Helper function to find all json files in the output.

In [None]:
import glob
import os

def find_json_files(path):
    return glob.glob(os.path.join(path, "*.json"))

In [None]:
evaluation_results_path = find_json_files(results_path)
evaluation_results_path = find_json_files(results_path)[0]

Plot the metrics and write the output plot to local storage.

In [None]:
import json
import os

with open(evaluation_results_path, "r") as f:
    data = json.load(f)

fig = plot_metrics(data["results"]["all"])
training_job_path = f"./{folder}/{output_folder}/{training_job_name}"
os.makedirs(training_job_path, exist_ok=True)

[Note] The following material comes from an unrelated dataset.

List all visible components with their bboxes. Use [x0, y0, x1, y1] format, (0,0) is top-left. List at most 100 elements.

output_file = os.path.join(training_job_path, 'evaluation_metrics.png')

fig.savefig(output_file, bbox_inches='tight')

print(training_job_path)

# 6. Exploring More Eval Use Cases

## Eval BYOM Lambda (Deeper) Dive
Always curious - it is good to gain an understanding of the event dictionary as input into the preprocessing and postprocessing methods of the lamba.  Also, it would be good to understand the resulting response of the lamba.

Use the custom-metric-eval.py lambda, here are example of the 3 afore mentioned data points.

- preprocess.json
- postprocess.json
- result.json

Note:  For preprocessing, the lambda can affect the values contained in system, prompt, or gold.  No other additional properties can be added, or removed.

The result object of the lambda is dynamic, and can return a variety of information and metrics.

## Eval SMTJ for Batch Inference
An interesting observation and feature - an eval SMTJ can also be used to batch inference prompts.  In that case, the model_name_or_path would reflect the base model, not the checkpoint model.   As such, inference can be done across the test dataset.  

This would be helpful in a use case such as obtaining a model's reasoning for a given `query` and `response`, any using that reasoning to repopulate an SFT training job (an SFT training schema a reasonContent block for the purpose of improving training by using reasoning inputs).